The buyer's bank guarantees the payment

Before shipping the goods overseas, you want assurance as an exporter that you will get paid. To give this assurance to the exporter, the buyer goes to his or her bank and establishes a letter of credit. This letter of credit is then submitted to the exporter’s bank to validate its credibility. Once the bank confirms it, the exporter can ship his products with the assurance that the payment will be made. When all terms of the agreement are met, the exporter’s bank collects the letter of credit and transfers the amount to the exporter’s account.
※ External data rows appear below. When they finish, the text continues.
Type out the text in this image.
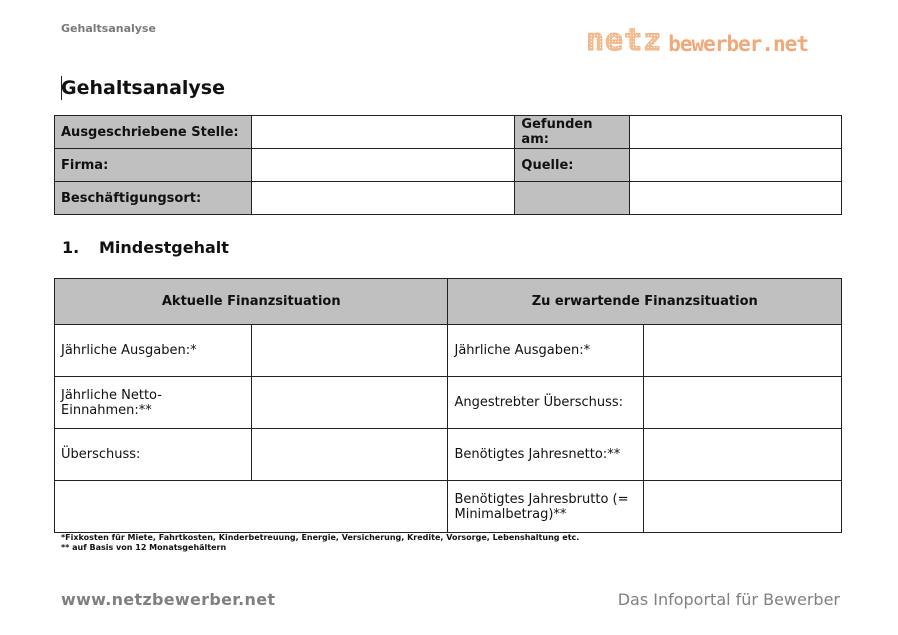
Gehaltsanalyse	netz bewerber.net
Gehaltsanalyse
Ausgeschriebene Stelle:		Gefunden am:	
Firma:		Quelle:	
Beschäftigungsort:			
1. Mindestgehalt
Aktuelle Finanzsituation		Zu erwartende Finanzsituation	
Jährliche Ausgaben:*		Jährliche Ausgaben:*	
Jährliche Netto-Einnahmen:**		Angestrebter Überschuss:	
Überschuss:		Benötigtes Jahresnetto:**	
		Benötigtes Jahresbrutto (= Minimalbetrag)**	
*Fixkosten für Miete, Fahrtkosten, Kinderbetreuung, Energie, Versicherung, Kredite, Vorsorge, Lebenshaltung etc.
** auf Basis von 12 Monatsgehältern
www.netzbewerber.net	Das Infoportal für Bewerber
Documents have to be presented for the payment

Before getting paid for the order, the exporter has to submit the documents to the exporter’s bank that will verify that the order has been filled and shipped to the importer. These documents are then sent to the importer’s bank that issued the letter of credit and after verifying the documents with the importer, the bank transfers the money to the exporter’s bank that is then paid out to the exporter’s business. An exporter can only claim the letter of credit payment once the export and shipping documents are verified and sent to the seller. 


Discounting the letter of credit

Letter of credit discounting or cheap letter of credit means an exporter can ask for the letter of credit payment in advance from the exporter’s bank before the shipping document verification process is complete. The term discount is used because the exporter does not receive the full payment of the exported goods. A certain percentage of the total amount is deducted by the bank as a processing fee for paying the amount before meeting the agreed terms as mentioned in the sales agreement. 


LC discounting speeds up cash flow

There are various ways in which letter of credit discounting can benefit the export business. For instance, it will take some time to prepare the goods and ship them after receiving an order. During this period, funds will be required to continue the production and ensure that the order gets delivered within the agreed period. By letter of credit discounting, the exporter can get the funds available immediately and use them to continue production. Letter of credit discounting is also done when the importer requires more time to pay.